Big data adds another level of complexity to the equation when it comes to catering to new aircraft from Boeing and Airbus, which process and offload significantly more data than ever before.

“The amount of data on new aircraft systems is steadily and permanently increasing. The test and integration of this usually bus-linked data becomes more and more extensive. The data buses find their way into nearly all sensors and it becomes more complex to combine data routing and timing verification,” says Mattner.

Arne Brehmer, head of the aerospace business area at Vector Informatik, notes that his company is looking for ways to best handle data bus protocols for both new and legacy aircraft. “It’s really a challenge to handle all of these legacy bus protocols, such as ARINC 429, which is an old protocol but is still in every new aircraft, due to its robustness. On the other hand, some manufacturers, such as Airbus, have new protocols such as [Avionics Full-Duplex Switched Ethernet] AFDX, so they have a lot of network architecture with different bus protocols and it’s a difficult issue to tackle when it comes to handling them all,” says Brehmer.

While new aircraft programs at large manufacturers have always kept the commercial industry in the United States alive and well, such as Boeing’s 777X program, markets in growing aviation regions are starting to offer more promise.
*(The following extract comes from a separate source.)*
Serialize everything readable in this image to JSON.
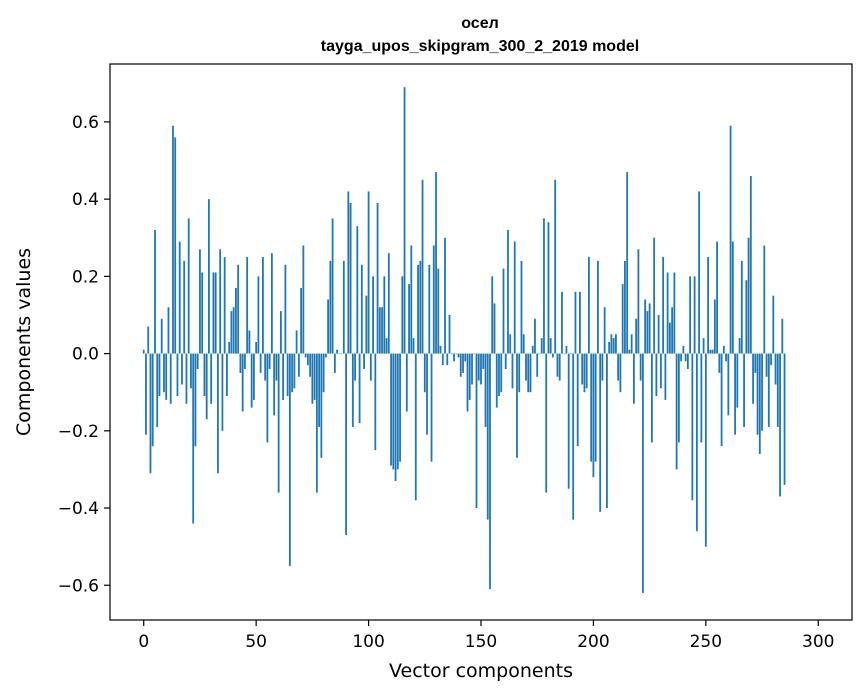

“The market in China is already on its way up, there is a lot of demand for new technology, particularly when it comes to establishing state-of-the-art testing methods and testing capabilities,” says Brehmer. But it isn’t just large economies that are seeing a pick up in the test equipment market, companies are seeing demand spur from Latin America as well. “In Brazil, Embraer is in quite a steady state. They are developing their niche area of small, well-built business jets one after another, so they have steady demand for improving their test abilities and efficiencies,” Brehmer adds.